More specifically, you can find the AIFix feature by selecting the AIFix tab when viewing an issue in the vulnerabilities list or by clicking an error node in the error tree.

AIFix tab in the detailed issue view

AIFix in error tree node

At the top you can select which model to use. Also, similar to Code Generation, a CogniCryptSAST analysis is run on the generated code to check for unresolved issues. If you increase the number of iterations the AI will attempt to fix persisting issues before returning a result.

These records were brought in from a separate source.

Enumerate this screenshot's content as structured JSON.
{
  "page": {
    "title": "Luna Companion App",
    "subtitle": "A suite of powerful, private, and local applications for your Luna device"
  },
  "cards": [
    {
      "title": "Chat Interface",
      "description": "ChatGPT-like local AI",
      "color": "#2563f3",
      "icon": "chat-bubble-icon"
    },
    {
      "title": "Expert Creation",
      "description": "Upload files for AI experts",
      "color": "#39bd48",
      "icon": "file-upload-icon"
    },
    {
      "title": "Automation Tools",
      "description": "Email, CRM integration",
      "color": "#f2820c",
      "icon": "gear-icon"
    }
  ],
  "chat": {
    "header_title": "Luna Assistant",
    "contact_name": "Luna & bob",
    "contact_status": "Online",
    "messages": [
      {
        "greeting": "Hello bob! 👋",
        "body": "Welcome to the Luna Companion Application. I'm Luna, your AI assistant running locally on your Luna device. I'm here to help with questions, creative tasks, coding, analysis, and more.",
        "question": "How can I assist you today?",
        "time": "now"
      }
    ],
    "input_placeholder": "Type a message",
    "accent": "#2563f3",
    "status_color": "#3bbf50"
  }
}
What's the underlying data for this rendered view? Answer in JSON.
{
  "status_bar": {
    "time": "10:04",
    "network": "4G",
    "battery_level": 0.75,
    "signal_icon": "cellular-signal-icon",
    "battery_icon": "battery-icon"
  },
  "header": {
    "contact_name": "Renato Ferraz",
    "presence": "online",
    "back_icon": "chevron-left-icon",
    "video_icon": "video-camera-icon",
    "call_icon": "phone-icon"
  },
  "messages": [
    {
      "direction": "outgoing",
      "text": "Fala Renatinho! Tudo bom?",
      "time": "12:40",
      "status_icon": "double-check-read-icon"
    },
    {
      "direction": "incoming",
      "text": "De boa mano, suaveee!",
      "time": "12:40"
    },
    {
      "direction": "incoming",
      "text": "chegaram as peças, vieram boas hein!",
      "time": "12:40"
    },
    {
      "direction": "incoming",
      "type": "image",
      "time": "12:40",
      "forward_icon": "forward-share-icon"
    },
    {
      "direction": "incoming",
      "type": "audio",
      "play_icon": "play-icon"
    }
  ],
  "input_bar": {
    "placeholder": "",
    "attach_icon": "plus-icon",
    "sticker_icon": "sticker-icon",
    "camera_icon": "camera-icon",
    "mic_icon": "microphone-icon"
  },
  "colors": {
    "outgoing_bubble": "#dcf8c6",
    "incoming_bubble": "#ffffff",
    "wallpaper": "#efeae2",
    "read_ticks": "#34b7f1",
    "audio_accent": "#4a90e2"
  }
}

The result includes an explanation, the code fix and CWE mappings. You will also be able to whether or not the code passed the final CogniCryptSAST analysis.

Generated AIFix

The same is shown when executing the AIFix from the error tree:

Generated AIFix from error tree

At the bottom, you can also choose to generate a GitHub pull request for this fix. For more details see here

Generated AIFix - GitHub PR

A diff view comparing the proposed changes to the original code can viewed in the newly created Diff View tab in the detailed error view. If you used the shortcut from the error tree a diff view is not available.

Diff view

Common Issues

AIFix returns Unexpected Error

In the Flaskapp folder of your backend there is a log file called aifix.log. This may provide additional insight into the problem. Furthermore, the file app.log logs all http requests received and sent by the flask server.